God Promised Nothing
These difficulties disappear once we accept Maimonides’ interpretation in his Guide of the Perplexed 2:48. Maimonides explains there that the Bible frequently states that God takes a specific action when it only means that God is the ultimate cause of the occurrence since God created the laws of nature. What the Bible describes as God’s act is in reality something that occurred naturally, through the laws of nature that God had created; God was not involved in the specific incident.
Additionally, Maimonides considered prophecy a higher level of intelligence and not the word of God. As he states in 2:44: when the Bible indicates that a person prophesies it means that he “he finds in himself the cause that moves him to do something good and grand; e.g., to deliver a congregation of good men from the hands of evil-doers” (emphasis added).
Furthermore, Maimonides did not believe that God interferes with the laws of nature and readjusts the world from time to time with miracles. In his Guide 1:11, for example, he states that God is “the stable one who undergoes no manner of change…nor a change in His relation to what is other than Himself” (emphasis added). In 2:29, he states that what people think of as “miracles” are parts of nature that are preprogrammed into the world at the time of creation, not periodic readjustments. In 1:67, he explains that “on the seventh day [of creation] the state of things became lasting and established just as it is at present.” In 2:10, he writes that “angels” who are mentioned in the Bible as participants in some “miracles” are nothing more than normal preexisting forces of nature, not supernatural beings.

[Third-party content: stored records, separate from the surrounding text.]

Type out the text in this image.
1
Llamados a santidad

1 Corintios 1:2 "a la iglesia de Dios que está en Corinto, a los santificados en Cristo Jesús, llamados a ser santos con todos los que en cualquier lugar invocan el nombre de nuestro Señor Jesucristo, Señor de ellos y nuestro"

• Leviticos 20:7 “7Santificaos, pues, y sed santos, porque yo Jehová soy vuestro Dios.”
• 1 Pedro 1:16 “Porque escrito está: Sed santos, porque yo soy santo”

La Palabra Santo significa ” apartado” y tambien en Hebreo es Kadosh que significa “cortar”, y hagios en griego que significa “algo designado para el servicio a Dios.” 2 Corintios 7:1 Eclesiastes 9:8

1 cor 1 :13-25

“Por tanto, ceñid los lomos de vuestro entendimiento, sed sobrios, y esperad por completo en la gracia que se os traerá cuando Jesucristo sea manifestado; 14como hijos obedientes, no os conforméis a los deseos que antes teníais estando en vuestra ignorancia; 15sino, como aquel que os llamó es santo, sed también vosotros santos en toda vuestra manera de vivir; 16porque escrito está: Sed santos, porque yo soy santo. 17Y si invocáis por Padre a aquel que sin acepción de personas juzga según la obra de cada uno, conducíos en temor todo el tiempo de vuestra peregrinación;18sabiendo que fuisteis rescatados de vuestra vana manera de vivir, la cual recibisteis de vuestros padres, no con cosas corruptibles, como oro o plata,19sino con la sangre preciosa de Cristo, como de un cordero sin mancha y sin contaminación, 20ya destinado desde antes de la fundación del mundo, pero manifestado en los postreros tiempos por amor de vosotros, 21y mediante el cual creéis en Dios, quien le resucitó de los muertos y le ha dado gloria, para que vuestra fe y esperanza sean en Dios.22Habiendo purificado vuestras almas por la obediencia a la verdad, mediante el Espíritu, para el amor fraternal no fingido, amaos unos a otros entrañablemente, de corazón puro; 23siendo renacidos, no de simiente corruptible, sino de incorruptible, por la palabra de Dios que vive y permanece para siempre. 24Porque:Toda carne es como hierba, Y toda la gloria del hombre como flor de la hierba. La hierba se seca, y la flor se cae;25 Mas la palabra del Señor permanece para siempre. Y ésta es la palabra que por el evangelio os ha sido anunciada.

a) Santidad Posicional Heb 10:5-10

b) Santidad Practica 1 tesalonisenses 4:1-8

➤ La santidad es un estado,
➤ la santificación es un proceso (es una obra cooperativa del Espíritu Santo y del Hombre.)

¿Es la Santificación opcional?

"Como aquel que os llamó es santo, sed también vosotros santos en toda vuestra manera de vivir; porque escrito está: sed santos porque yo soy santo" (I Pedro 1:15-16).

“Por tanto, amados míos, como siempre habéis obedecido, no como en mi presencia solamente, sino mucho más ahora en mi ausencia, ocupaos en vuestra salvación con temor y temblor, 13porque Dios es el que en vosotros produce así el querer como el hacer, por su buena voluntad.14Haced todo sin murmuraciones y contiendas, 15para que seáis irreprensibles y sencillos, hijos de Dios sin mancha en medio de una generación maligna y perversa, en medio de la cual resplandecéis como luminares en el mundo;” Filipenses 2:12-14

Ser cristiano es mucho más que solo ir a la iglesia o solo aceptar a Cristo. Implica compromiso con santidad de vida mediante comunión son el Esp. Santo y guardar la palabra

Maimonides recognized that God is good, God’s creation is good, and God is all-knowing. For a person to imagine that God is like an incompetent workman who must repeatedly return to his job to reprogram and readjust his errors is a denial of God’s competence, knowledge, and the goodness of the divine creation. God knew all that could occur and took it into consideration at the time of creation. As J.A. Diamond[5] explains, “In truth, any events befalling man result from his own misadventures and have nothing to do with God’s intervention in human affairs.” People should not rely on miracles because they will not happen.
Explanation of Joshua 8
When we examine the story from this non-miraculous perspective, we see the following: Joshua evaluated the impending battle against the fortified city of Ai, inspected the battle area, and considered the psychology of his enemy. After a careful review, he felt certain (described in the Bible as God’s assurance) that he could defeat the Ai forces if he would undertake a deceptive tactic. He knew that he must not rely on a miracle (as stated in the commentary of Sefer Yehoshua and Maimonides). With this in mind, he organized a sufficiently large force, twenty times the number of his first failed attack, set troops in advantageous positions, and used a subterfuge that led the enemy into a trap because of its mistaken belief that the Israelites were retreating in terror as they did during the initial assault against their city.
Summary
Joshua 8, like many biblical episodes, describes a war in which Scripture states that God advised Joshua how to act and assured him of victory. If one accepts the story literally, understanding that God interfered with nature and was involved on the Israelite side, many questions are raised. However, the understanding that the statement of God’s involvement is only a figurative way of describing the laws of nature helps the reader realize that it was Joshua who developed the strategy and tactics, and all questions are answered.
[1] This chapter is taken from my book Maimonides and the Biblical Prophets.
[2] In his commentary to the Book of Joshua, Sefer Yehoshua.
[3] 1:679–681.
[4] Yoma 1:4, based on Deuteronomy 6:16.
[5] Hermeneutics of Concealment, 94.